Like a lot of youngsters, I used to get my mother to turn her head so I could search through her hair for the eyeballs she claimed to have back there, telling her, "No you don't! No you don't!" But when I'd scamper off to another part of the apartment and pick up an ashtray or fiddle with the window blinds, I'd hear my mother's voice ring out, "I can see you! I know what you're up to!"
Mothers seem to see not only what we're up to, but also what a pediatrician may have missed, or what a teacher doesn't understand. I'm not sure that I believe in intuition, but I devoutly believe that mothers have eyes in the back of their heads.
Mothers possess singular vision. They can look at what the rest of the world may see as a sullen, snarling teenager and view them, through some other set of eyes, as the infant they used to carry and cuddle, the child who babbled on their lap and laughed, and the person they're sure we're struggling to become.
Mothers don't always think we're right. In fact, they know better — better than anyone. No one has heard more of our cunning excuses. But mothers are the ones who remember our tears and nightmares. Mothers can always see through to our innocence.
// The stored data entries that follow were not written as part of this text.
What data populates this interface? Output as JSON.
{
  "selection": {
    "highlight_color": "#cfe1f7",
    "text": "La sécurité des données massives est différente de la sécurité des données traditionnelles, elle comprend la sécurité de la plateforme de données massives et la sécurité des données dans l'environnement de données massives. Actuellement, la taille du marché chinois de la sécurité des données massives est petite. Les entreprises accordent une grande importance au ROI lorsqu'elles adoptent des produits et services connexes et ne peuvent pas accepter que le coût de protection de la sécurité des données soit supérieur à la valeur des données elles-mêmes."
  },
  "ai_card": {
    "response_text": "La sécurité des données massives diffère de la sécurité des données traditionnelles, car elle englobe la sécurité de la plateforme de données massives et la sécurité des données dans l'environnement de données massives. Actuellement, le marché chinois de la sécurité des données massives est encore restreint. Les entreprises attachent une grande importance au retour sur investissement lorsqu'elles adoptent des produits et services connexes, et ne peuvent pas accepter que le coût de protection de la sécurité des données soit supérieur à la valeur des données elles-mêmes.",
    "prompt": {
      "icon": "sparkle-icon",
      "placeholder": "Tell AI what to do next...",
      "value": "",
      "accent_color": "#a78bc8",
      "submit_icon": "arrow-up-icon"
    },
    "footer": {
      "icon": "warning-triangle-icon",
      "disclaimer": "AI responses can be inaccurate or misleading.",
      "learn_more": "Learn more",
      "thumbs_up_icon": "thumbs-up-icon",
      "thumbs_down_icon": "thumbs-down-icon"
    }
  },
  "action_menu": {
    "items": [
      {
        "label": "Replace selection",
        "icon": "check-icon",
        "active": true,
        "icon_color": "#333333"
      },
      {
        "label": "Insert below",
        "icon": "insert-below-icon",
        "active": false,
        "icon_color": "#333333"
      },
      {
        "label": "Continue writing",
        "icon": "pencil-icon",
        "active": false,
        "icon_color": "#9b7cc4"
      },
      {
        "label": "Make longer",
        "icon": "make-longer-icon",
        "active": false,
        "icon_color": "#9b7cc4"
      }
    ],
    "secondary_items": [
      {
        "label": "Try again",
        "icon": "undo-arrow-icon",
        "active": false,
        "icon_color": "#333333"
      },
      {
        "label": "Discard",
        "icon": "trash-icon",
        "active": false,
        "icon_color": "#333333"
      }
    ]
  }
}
Lots of us look at a child's finger painting and profess to recognize a burgeoning Picasso in the smears and thumbprints (maybe Picasso's mother saw Renoir in young Pablo's pictures). But mothers never stop seeing the Picasso in us — the promise of potential — even if we've disappointed or squandered it. Seeing that promise in their eyes can fortify us when we're disheartened.
To be sure, mothers also see just where they can sting us when they want to. My hair is now more gray — excuse me, silver — than my mother's. I'm not sure how she's managed that. But when I told her not long ago that I was proud of my silvering hair, she asked, "Is it supposed to make me proud, too?" Yeow.
The eyes that mothers have in the back of their head see their children at all ages, all at once. It is the special vision of mothers, and I've never gotten a better bit of advice — about the news business, art or life — then when my mother would see someone panhandling on the street, or unshaven and mumbling on the subway, and tell me, "Remember: They were once a baby that a mother loved."
That special vision makes mothers our advocates for life. Everyone should have one.